The women looked up from their domi­nos as she walked in. What's going on out there? He feel­ing sick? Oh, just the heat of the day, she said. You know how men are. Always want to fin­ish what they start­ed. I

told him…well let's give him a few of our sand­wich­es and pinafortes as well. That ought to help bring him round.

And it did. it did.

He became our Mr. Wor­thing­ton again, him­self but also not. Grad­u­al­ly he put aside his plan of lay­away teeth and began watch­ing The Price Is Right in the morn­ings, not car­ing too much about the time of day. He found his house­shoes more com­fort­ing than his work boots and stopped wash­ing the win­dows on his truck. By three months time, he had grown into his old age, just fine.

When his nephew came to vis­it as he did in the fall, he said, You haven't dri­ven this thing in ages. The battery's dead. Oh, yeah. I guess it is. You can have it. I don't need it anymore.

And, he wouldn't. No longer will­ing to ven­ture out into the heat of the day with the hye­nas wait­ing by the water­ing hole, he stayed safe at home with the antelopes and the marmelots in the nice tall grass of his car­pet­ed home and his ice tea with a lit­tle too much liquor and some pound­cake he'd found on sale at the dol­lar store.

He began to carve armies of lit­tle wood­en men from match­sticks and set them up to work in the cac­tus gar­den he had on his cof­fee table. See here, he said, Get this done by Sat­ur­day or else and the match­stick men sighed and wished they could obey. They even wished for lit­tle pick axes so they could work hard­er or at least some shov­els so they could get some rows start­ed along­side the cac­tus for what­ev­er else Mr. Wor­thing­ton might want to plant. He saw it in their faces. He did. He did.
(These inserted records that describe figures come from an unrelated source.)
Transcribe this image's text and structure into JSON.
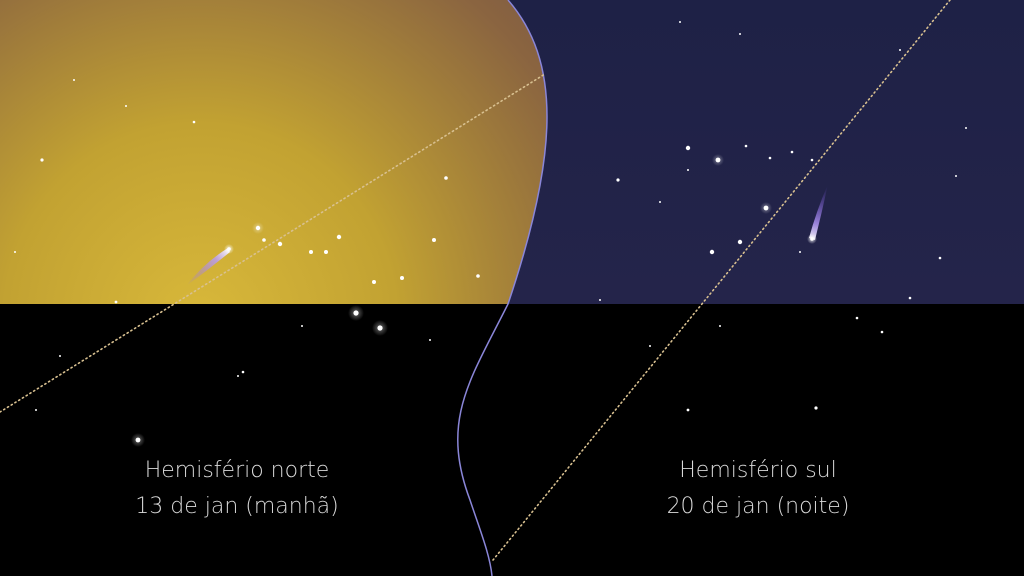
{
  "northern": {
    "hemisphere": "Hemisfério norte",
    "date": "13 de jan (manhã)"
  },
  "southern": {
    "hemisphere": "Hemisfério sul",
    "date": "20 de jan (noite)"
  },
  "colors": {
    "twilight_glow": "#c8a832",
    "twilight_upper": "#7a5a4a",
    "night_sky": "#1f2142",
    "ground": "#000000",
    "divider": "#8a86d8",
    "ecliptic": "#d8c090",
    "comet_tail": "#9a6cff"
  }
}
Out of pity, then, he put them in with the devil's ivy to work since it was a lit­tle moister in there. It was a cool­er envi­ron­ment to be sure. They did appre­ci­ate the change of tem­per­a­ture and the mod­er­at­ing cool­ness. Their skin was not as clam­my as before and they felt a breeze in their lit­tle match­stick men beards from the fan he put near­by. Once he set it too high on the back of their necks and they all thought with one great thought that a tor­na­do must have been up.

Then, grad­u­al­ly he got tired of their yap­ping and no good com­plain­ing about dawn to dusk and their lit­tle match­stick men sto­ries about wood­en nick­els and tall fear­ful tales about ter­mites and wood­bor­ing bum­ble bees and he sim­ply put the lid on the ter­rar­i­um. Their voic­es were qui­eter then and they began to grow pale with­out the fan.

The moisure was not good for their lungs but the devil's ivy pros­pered in the mist and twirled its way around their feet, par­a­lyz­ing them unin­ten­tion­al­ly with its great growth spurts.

And then, lit­tle by lit­tle, the lit­tle match­stick men's feet rot­ted off from the wet dirt and they tot­tered over, one more each day until at last, he and Bob Bark­er were the only ones still stand­ing upright. And, then there were no more con­tes­tants, of any sort, human or wood­en, in sight. And, the price, the price. The price for old Mr. Wor­thing­ton, was final­ly right.